You are not logged in.
I wasn't aware that [A-Z] was a valid grep string. I believe egrep (or simply grep -e) handles posix (extended) regular expressions.
As far as I know it is. It's part of the basic regex. Now this, for example (using the OR operator):
[A-B]|[a-b]
won't work unless you do:
grep -E
(the option for extended regex is '-E' not '-e'. by the way).
Offline
About the LC_COLLATE,
setting it to LC_COLLATE=C does indeed take this problem away, unsetting it causes it to react to lowercase as well.mico : I confirmed your testing as well, it did indeed not color lowercase 'j' using [A-Z] range
I'm on deep water in this, but hope someone knows whats going on "behind the scenes". Could probably learn something good from this, I hope so at least
$ echo J | grep --color=always [A-Z]
J (orange)
$ echo j | grep --color=always [A-Z]
j (white)
$ echo j | grep --color=always -i [A-Z]
j (orange)
$ echo j | grep --color=always [a-z]
j (orange)
I think what may be happening here is a two stage process (when LC_COLLATE is not set to 'C').
1) The character ('j') is first found in the pattern [A-Z] using the LC_COLLATE variable;
2) it then gets colorized based on the pattern as if locale were set to a default, 'LC_COLLATE=C'.
So, the string is found based on the looser collation of the LC_COLLATE variable (where [A-Z] == [Aa-Zz]), but that result is then colorized based on the stricter LC_COLLATE=C (where [A-Z] == [A-Z] != [Aa-Zz]).
Just a theory.
Last edited by MrWeatherbee (2007-11-29 17:36:52)
Offline
interesting.
$ echo j | LC_COLLATE=C grep "[A-Z]"
$
$ echo j | grep "[A-Z]"
j
LC_ALL unset and others at en_US.utf8
but why different results on different grep versions (see initial post)?

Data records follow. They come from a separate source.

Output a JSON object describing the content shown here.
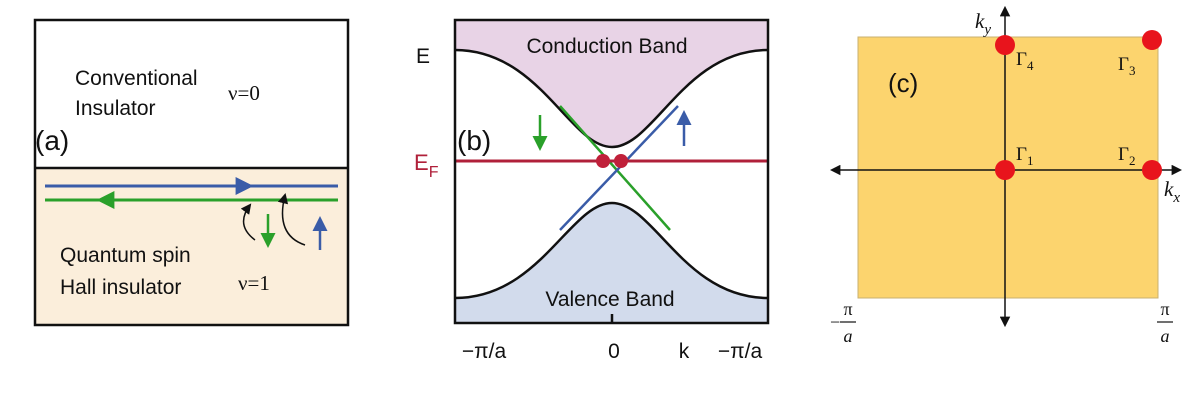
{
  "panel_a": {
    "label": "(a)",
    "top_lines": [
      "Conventional",
      "Insulator"
    ],
    "top_index": "ν=0",
    "bottom_lines": [
      "Quantum spin",
      "Hall insulator"
    ],
    "bottom_index": "ν=1"
  },
  "panel_b": {
    "label": "(b)",
    "conduction": "Conduction Band",
    "valence": "Valence Band",
    "energy_axis": "E",
    "fermi": {
      "main": "E",
      "sub": "F"
    },
    "x_labels": [
      "−π/a",
      "0",
      "k",
      "−π/a"
    ]
  },
  "panel_c": {
    "label": "(c)",
    "ky": {
      "main": "k",
      "sub": "y"
    },
    "kx": {
      "main": "k",
      "sub": "x"
    },
    "points": [
      {
        "main": "Γ",
        "sub": "4"
      },
      {
        "main": "Γ",
        "sub": "3"
      },
      {
        "main": "Γ",
        "sub": "1"
      },
      {
        "main": "Γ",
        "sub": "2"
      }
    ],
    "left_edge": {
      "sign": "−",
      "num": "π",
      "den": "a"
    },
    "right_edge": {
      "num": "π",
      "den": "a"
    }
  }
}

Last edited by lloeki (2007-11-29 18:12:15)
To know recursion, you must first know recursion.
Offline
but why different results on different grep versions (see initial post)?

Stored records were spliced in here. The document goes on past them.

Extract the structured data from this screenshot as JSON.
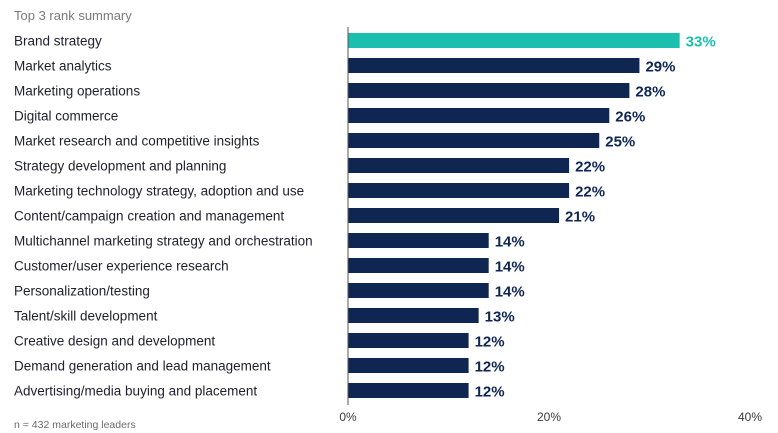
{
  "chart_data": {
    "type": "bar",
    "orientation": "horizontal",
    "subtitle": "Top 3 rank summary",
    "categories": [
      "Brand strategy",
      "Market analytics",
      "Marketing operations",
      "Digital commerce",
      "Market research and competitive insights",
      "Strategy development and planning",
      "Marketing technology strategy, adoption and use",
      "Content/campaign creation and management",
      "Multichannel marketing strategy and orchestration",
      "Customer/user experience research",
      "Personalization/testing",
      "Talent/skill development",
      "Creative design and development",
      "Demand generation and lead management",
      "Advertising/media buying and placement"
    ],
    "values": [
      33,
      29,
      28,
      26,
      25,
      22,
      22,
      21,
      14,
      14,
      14,
      13,
      12,
      12,
      12
    ],
    "value_labels": [
      "33%",
      "29%",
      "28%",
      "26%",
      "25%",
      "22%",
      "22%",
      "21%",
      "14%",
      "14%",
      "14%",
      "13%",
      "12%",
      "12%",
      "12%"
    ],
    "xlim": [
      0,
      40
    ],
    "x_ticks": [
      0,
      20,
      40
    ],
    "x_tick_labels": [
      "0%",
      "20%",
      "40%"
    ],
    "grid": false,
    "highlight_index": 0,
    "colors": {
      "highlight": "#1abfae",
      "bar": "#0f2653",
      "axis": "#555555"
    },
    "note": "n = 432 marketing leaders"
  }
}
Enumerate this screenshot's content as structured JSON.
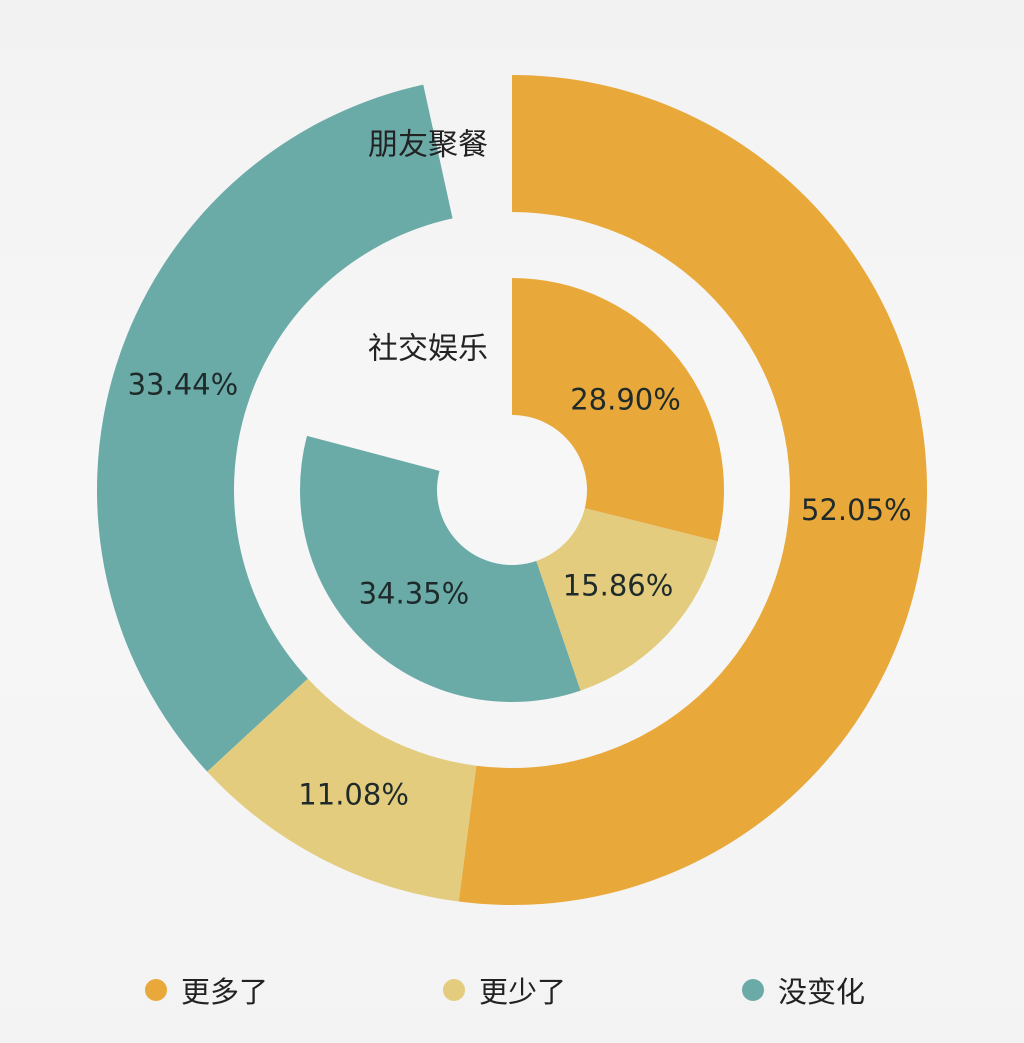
{
  "chart_data": {
    "type": "pie",
    "subtype": "nested-donut",
    "categories": [
      "更多了",
      "更少了",
      "没变化"
    ],
    "colors": {
      "更多了": "#e9a83a",
      "更少了": "#e3cc7e",
      "没变化": "#6aaba8"
    },
    "rings": [
      {
        "name": "朋友聚餐",
        "position": "outer",
        "values": [
          52.05,
          11.08,
          33.44
        ],
        "labels": [
          "52.05%",
          "11.08%",
          "33.44%"
        ]
      },
      {
        "name": "社交娱乐",
        "position": "inner",
        "values": [
          28.9,
          15.86,
          34.35
        ],
        "labels": [
          "28.90%",
          "15.86%",
          "34.35%"
        ]
      }
    ],
    "legend": {
      "position": "bottom",
      "entries": [
        "更多了",
        "更少了",
        "没变化"
      ]
    },
    "start_angle": "12 o'clock",
    "direction": "clockwise"
  }
}
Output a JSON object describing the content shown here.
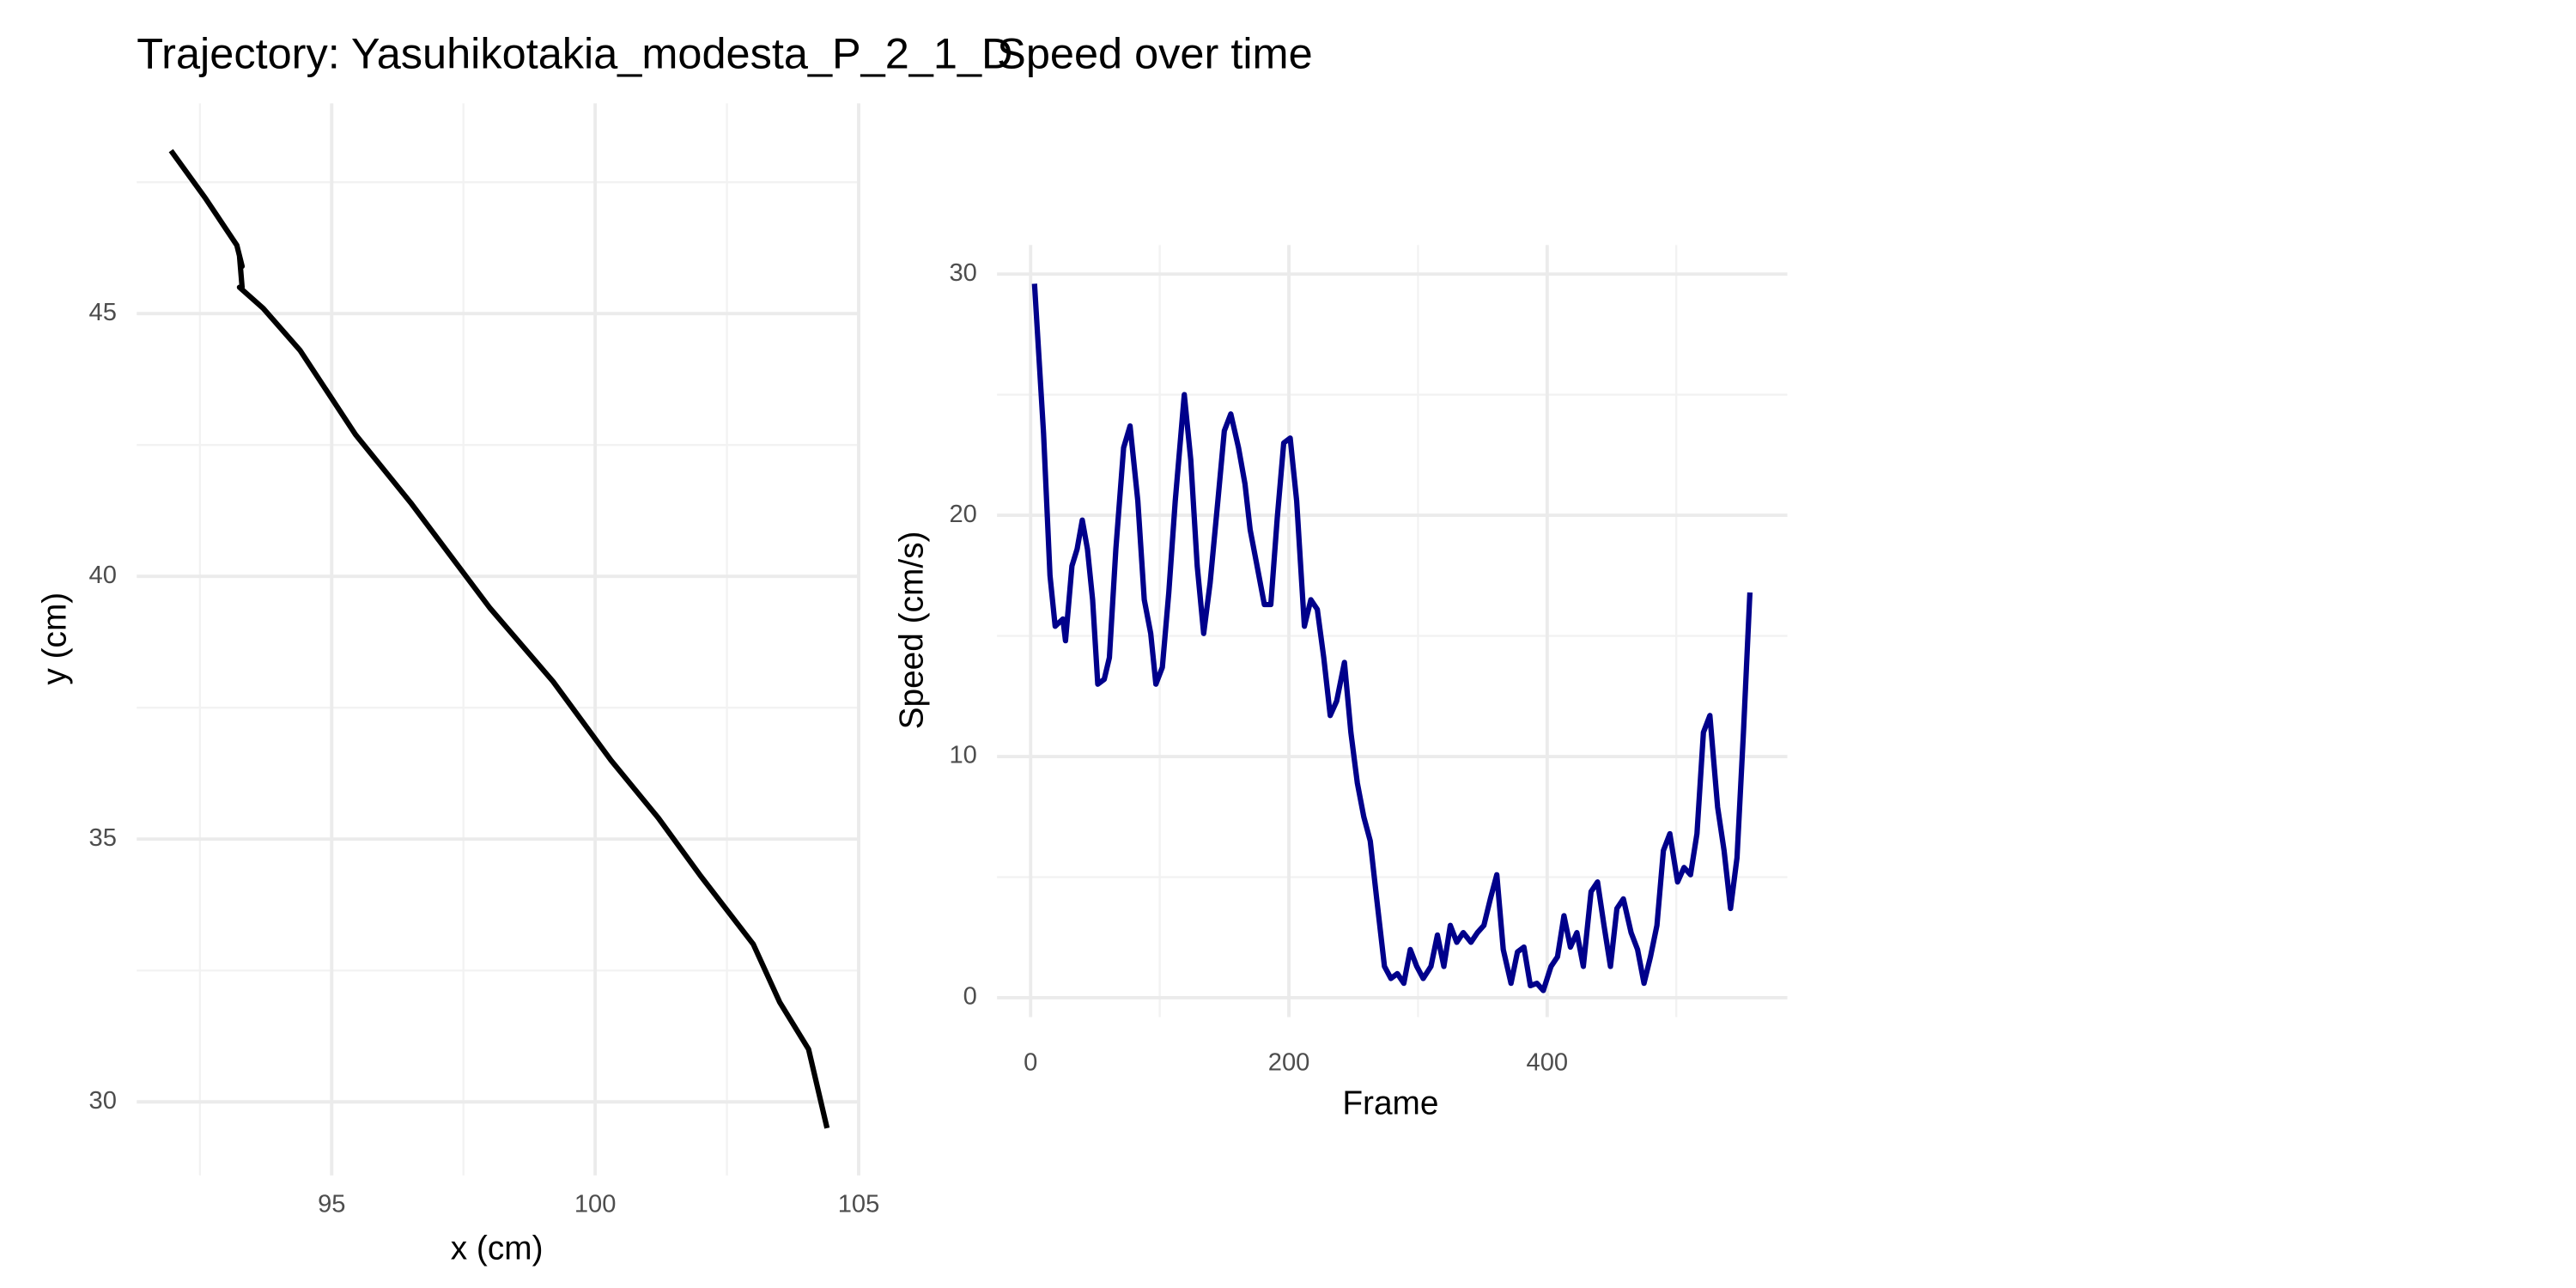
{
  "chart_data": [
    {
      "type": "line",
      "title": "Trajectory: Yasuhikotakia_modesta_P_2_1_D",
      "xlabel": "x (cm)",
      "ylabel": "y (cm)",
      "color": "#000000",
      "grid": true,
      "xlim": [
        91.3,
        105.0
      ],
      "ylim": [
        28.6,
        49.0
      ],
      "xticks": [
        95,
        100,
        105
      ],
      "yticks": [
        30,
        35,
        40,
        45
      ],
      "xminor": [
        92.5,
        97.5,
        102.5
      ],
      "yminor": [
        32.5,
        37.5,
        42.5,
        47.5
      ],
      "x": [
        91.95,
        92.6,
        93.2,
        93.3,
        93.25,
        93.3,
        93.25,
        93.7,
        94.4,
        95.45,
        96.5,
        97.25,
        98.0,
        99.2,
        100.3,
        101.2,
        102.0,
        103.0,
        103.5,
        104.05,
        104.4
      ],
      "values": [
        48.1,
        47.2,
        46.3,
        45.9,
        46.1,
        45.5,
        45.5,
        45.1,
        44.3,
        42.7,
        41.4,
        40.4,
        39.4,
        38.0,
        36.5,
        35.4,
        34.3,
        33.0,
        31.9,
        31.0,
        29.5
      ]
    },
    {
      "type": "line",
      "title": "Speed over time",
      "xlabel": "Frame",
      "ylabel": "Speed (cm/s)",
      "color": "#00008b",
      "grid": true,
      "xlim": [
        -26,
        586
      ],
      "ylim": [
        -0.8,
        31.2
      ],
      "xticks": [
        0,
        200,
        400
      ],
      "yticks": [
        0,
        10,
        20,
        30
      ],
      "xminor": [
        100,
        300,
        500
      ],
      "yminor": [
        5,
        15,
        25
      ],
      "x": [
        3,
        10,
        15,
        19,
        25,
        27,
        32,
        36,
        40,
        44,
        48,
        52,
        57,
        61,
        66,
        72,
        77,
        83,
        88,
        93,
        97,
        102,
        107,
        112,
        119,
        124,
        129,
        134,
        139,
        145,
        150,
        155,
        161,
        166,
        170,
        175,
        181,
        186,
        191,
        196,
        201,
        206,
        212,
        217,
        222,
        227,
        232,
        237,
        243,
        248,
        253,
        258,
        263,
        268,
        274,
        279,
        284,
        289,
        294,
        299,
        304,
        310,
        315,
        320,
        325,
        330,
        335,
        341,
        346,
        351,
        356,
        361,
        366,
        372,
        377,
        382,
        387,
        392,
        397,
        403,
        408,
        413,
        418,
        423,
        428,
        434,
        439,
        444,
        449,
        454,
        459,
        465,
        470,
        475,
        480,
        485,
        490,
        495,
        501,
        506,
        511,
        516,
        521,
        526,
        532,
        537,
        542,
        547,
        552,
        557
      ],
      "values": [
        29.6,
        23.4,
        17.5,
        15.4,
        15.7,
        14.8,
        17.9,
        18.6,
        19.8,
        18.6,
        16.5,
        13.0,
        13.2,
        14.1,
        18.6,
        22.8,
        23.7,
        20.6,
        16.5,
        15.1,
        13.0,
        13.7,
        16.8,
        20.6,
        25.0,
        22.3,
        17.9,
        15.1,
        17.2,
        20.6,
        23.5,
        24.2,
        22.8,
        21.3,
        19.4,
        18.0,
        16.3,
        16.3,
        19.9,
        23.0,
        23.2,
        20.6,
        15.4,
        16.5,
        16.1,
        14.1,
        11.7,
        12.3,
        13.9,
        11.0,
        8.9,
        7.5,
        6.5,
        4.1,
        1.3,
        0.8,
        1.0,
        0.6,
        2.0,
        1.3,
        0.8,
        1.3,
        2.6,
        1.3,
        3.0,
        2.3,
        2.7,
        2.3,
        2.7,
        3.0,
        4.1,
        5.1,
        2.0,
        0.6,
        1.9,
        2.1,
        0.5,
        0.6,
        0.3,
        1.3,
        1.7,
        3.4,
        2.1,
        2.7,
        1.3,
        4.4,
        4.8,
        3.0,
        1.3,
        3.7,
        4.1,
        2.7,
        2.0,
        0.6,
        1.7,
        3.0,
        6.1,
        6.8,
        4.8,
        5.4,
        5.1,
        6.8,
        11.0,
        11.7,
        7.9,
        6.1,
        3.7,
        5.8,
        11.0,
        16.8
      ]
    }
  ]
}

Notice it's also, apparently, two different machines. (look at the prompts)
Their environments are probably different.
Offline
Downgraded boogie
boogie:> pacman -Q | grep grep
grep 2.5.1a-4
boogie:> echo j | grep "[A-Z]"
boogie:> locale
LANG=en_US.utf8
LC_CTYPE="en_US.utf8"
LC_NUMERIC="en_US.utf8"
LC_TIME="en_US.utf8"
LC_COLLATE="en_US.utf8"
LC_MONETARY="en_US.utf8"
LC_MESSAGES="en_US.utf8"
LC_PAPER="en_US.utf8"
LC_NAME="en_US.utf8"
LC_ADDRESS="en_US.utf8"
LC_TELEPHONE="en_US.utf8"
LC_MEASUREMENT="en_US.utf8"
LC_IDENTIFICATION="en_US.utf8"
LC_ALL=
boogie:>
--HAPS
Offline
I guess problem really isn't with grep, though it seems strange to change your locale on one value.
I'm using [[:upper:]] and [[:lower:]] in scripts, because it's too much of a pain to keep the old version of bash around.
--HAPS
Offline